Microsurgery: Transplantation and Replantation by Harry J. Buncke, MD, et al.
  Table of Contents / Chapter 27:
Autogenous Jejunal Transplantation
  We are aware that the postoperative monitoring of free flaps in head and neck reconstruction is more difficult than with similar reconstruction in the extremities.44 The jejunal free flap is a buried flap and monitoring in the postoperative period is therefore difficult. Vascular compromise of this flap may be caused by either intraluminal thrombosis secondary to problems with the microsurgical technique or thrombosis secondary to external compression from edema, hematoma, or a tight skin closure. Kinking of the vascular pedicle or a surrounding neck infection may contribute to loss of the jejunal transfer. In our opinion, fiberoptic endoscopy remains the best method for evaluation of the jejunal segment. Several authors have used a window between the neck sutures to permit a direct view of the flap.45,46


Complications associated with free jejunal transplant involve those resulting from harvesting of the graft as well as placement of the graft and the microanastomoses. Complications following jejunal harvest, similar to those in all other abdominal surgical procedures, include abdominal wound dehiscence, peritonitis, intestinal obstruction, and small bowel fistulae. Those associated with placement of the graft may develop early or late. Early complications include venous thrombosis of the vascular pedicle, which requires immediate action to save the jejunal transplant. Hematoma and seroma, as well as carotid rupture and rupture of the internal jugular vein, have been described,5 and require immediate treatment to avoid injury to the jejunal segment or the microsurgical pedicle. Pharyngeal cutaneous fistulae are usually observed at the proximal anastomotic site and result from a difference in the diameter of the two segments.41 If they occur on the side ipsilateral to the microvascular pedicle, they should be diverted to minimize damage to the vessels. Most fistulae close spontaneously within 15 to 20 days and can be managed conservatively.

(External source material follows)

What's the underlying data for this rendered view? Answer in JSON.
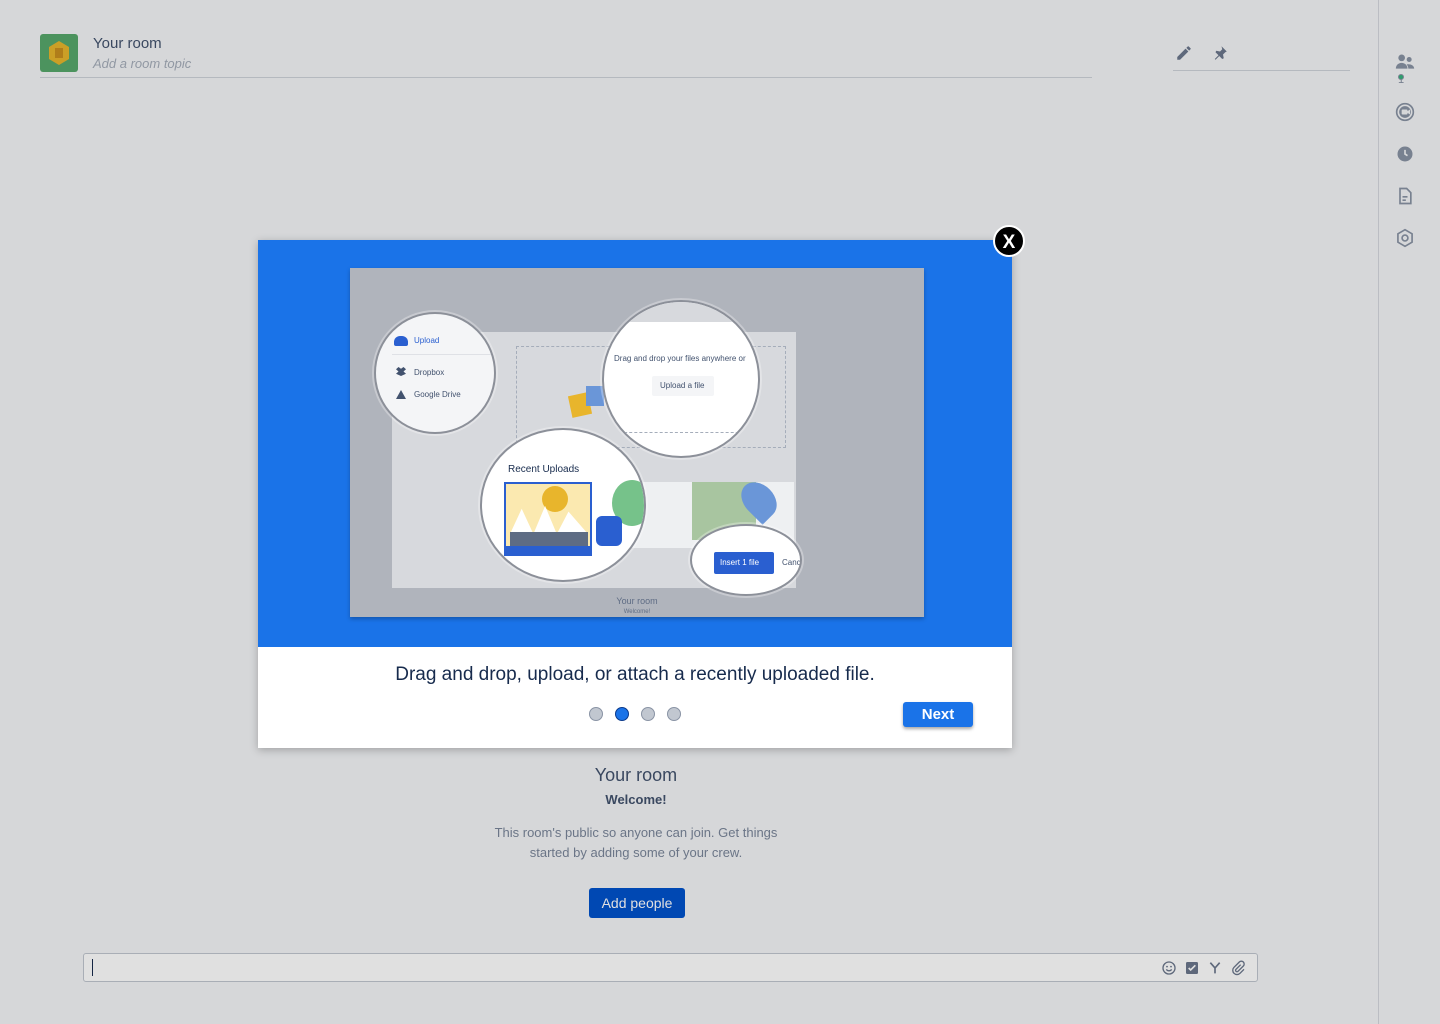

Dysphagia is a common delayed complication that may be caused by continued edema of the jejunal segment or an altered functional ability to swallow.47 Late stenosis of the jejunal anastomosis may occur, particularly in patients who have had radiation therapy, and again is found most frequently at the proximal anastomosis. These patients may require dilatation of the proximal cervical anastomosis to limit dysphasia. In patients with intractable obstructive symptoms, recurrence of tumor must be considered and local biopsies are required.